Thames Water’s Sewage Treatment Works at Cranleigh, Surrey, will use the NSAF (Nitrifying Saturated Air Flotation) plant to purify the 120 litres of wastewater it handles per second.
The NSAF cells in the Bollfilter filtration system use a biological oxidation process to remove microscopic particles. These NSAF cells contain a biomass with microbes which purify the wastewater by feeding on ammonia and other contaminants when ozygen is pumped through.

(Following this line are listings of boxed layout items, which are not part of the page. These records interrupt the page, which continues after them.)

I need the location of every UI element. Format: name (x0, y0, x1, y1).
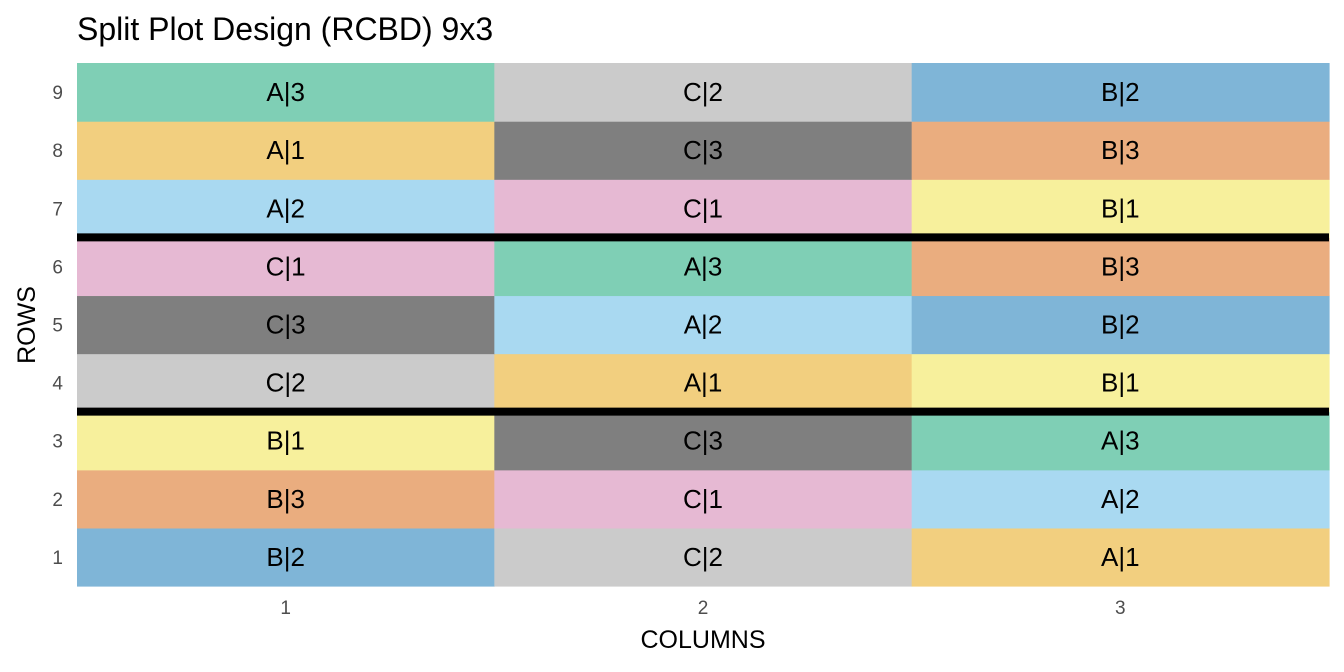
plot-cell-label: B|1 (1101, 193, 1140, 223)
plot-cell-label: A|3 (1101, 426, 1140, 456)
plot-cell (494, 353, 913, 413)
plot-cell-label: A|3 (684, 251, 723, 281)
plot-cell-label: A|2 (266, 193, 305, 223)
y-axis-ticks: 1 2 3 4 5 6 7 8 9 (52, 83, 63, 569)
plot-cell-label: B|1 (266, 426, 305, 456)
plot-cell (77, 237, 495, 297)
plot-cell-label: A|3 (266, 77, 305, 107)
plot-cell (77, 353, 495, 413)
chart-title: Split Plot Design (RCBD) 9x3 (77, 11, 493, 47)
y-tick-label: 7 (52, 199, 63, 220)
plot-cell-label: C|1 (266, 251, 306, 281)
plot-cell-label: B|3 (1101, 251, 1140, 281)
y-tick-label: 2 (52, 490, 63, 511)
plot-cell-label: C|3 (683, 135, 723, 165)
plot-cell-label: A|1 (266, 135, 305, 165)
plot-cell (911, 295, 1330, 355)
y-tick-label: 8 (52, 141, 63, 162)
plot-cell (911, 179, 1330, 238)
plot-cell (77, 63, 495, 122)
plot-cell-label: A|1 (684, 368, 723, 398)
x-axis-title: COLUMNS (640, 626, 765, 654)
plot-cell-label: A|1 (1101, 542, 1140, 572)
x-axis-ticks: 1 2 3 (280, 598, 1125, 619)
y-axis-title: ROWS (13, 286, 41, 364)
plot-cells (77, 63, 1330, 587)
plot-cell-label: A|2 (1101, 484, 1140, 514)
plot-cell (494, 63, 913, 122)
plot-cell-label: B|2 (1101, 310, 1140, 340)
plot-cell-label: B|2 (266, 542, 305, 572)
plot-cell-label: C|3 (683, 426, 723, 456)
plot-cell (494, 295, 913, 355)
plot-cell-labels: B|2 C|2 A|1 B|3 C|1 A|2 B|1 C|3 A|3 C|2 A|1 B|1 C|3 A… (266, 77, 1140, 572)
y-tick-label: 6 (52, 257, 63, 278)
plot-cell-label: B|3 (1101, 135, 1140, 165)
plot-cell-label: C|2 (683, 542, 723, 572)
x-tick-label: 3 (1115, 598, 1126, 619)
x-tick-label: 1 (280, 598, 291, 619)
plot-cell-label: B|2 (1101, 77, 1140, 107)
plot-cell (77, 469, 495, 529)
x-tick-label: 2 (698, 598, 709, 619)
plot-cell (911, 469, 1330, 529)
y-tick-label: 1 (52, 548, 63, 569)
plot-cell (494, 527, 913, 587)
y-tick-label: 5 (52, 316, 63, 337)
plot-cell (494, 121, 913, 180)
plot-cell-label: C|2 (683, 77, 723, 107)
plot-cell (494, 469, 913, 529)
plot-cell-label: B|3 (266, 484, 305, 514)
y-tick-label: 4 (52, 374, 63, 395)
plot-cell (911, 121, 1330, 180)
y-tick-label: 9 (52, 83, 63, 104)
plot-cell-label: C|2 (266, 368, 306, 398)
plot-cell-label: C|1 (683, 484, 723, 514)
plot-cell (494, 411, 913, 471)
plot-cell (911, 527, 1330, 587)
plot-cell-label: C|3 (266, 310, 306, 340)
plot-cell (911, 411, 1330, 471)
plot-cell-label: C|1 (683, 193, 723, 223)
plot-cell (911, 63, 1330, 122)
plot-cell (494, 237, 913, 297)
plot-cell (911, 237, 1330, 297)
plot-cell (77, 527, 495, 587)
block-separators (77, 233, 1329, 416)
plot-cell (77, 179, 495, 238)
plot-cell (911, 353, 1330, 413)
plot-cell-label: B|1 (1101, 368, 1140, 398)
plot-cell-label: A|2 (684, 310, 723, 340)
y-tick-label: 3 (52, 432, 63, 453)
plot-cell (77, 295, 495, 355)
plot-cell (77, 411, 495, 471)
plot-cell (494, 179, 913, 238)
plot-cell (77, 121, 495, 180)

The Bollfilter filtration system comprises an automatic self-cleaning filter with a manual filter on the bypass line and is designed to protect small pipework in the NSAF plant from risk of damage or blockages from particulates. As Cranleigh is low-lying, the Bollfilter system features a Hidrostal backflush assist pump to ensure efficient performance under the low pressure conditions.
Julian Dempster, Black & Veatch M&E coordinator said: “The NSAF plant is a continual process. If particulates enter the system they can foul the NSAF media and can cause blockages. The Boll system, which operates continually with an automatic backflushing cycle, removes the need for manual cleaning and prevents plant downtime.”
The Cranleigh Plant also has another Boll 6.18 automatic filter fitted on the washwater system to protect nozzles on the inlet works plant from blocking.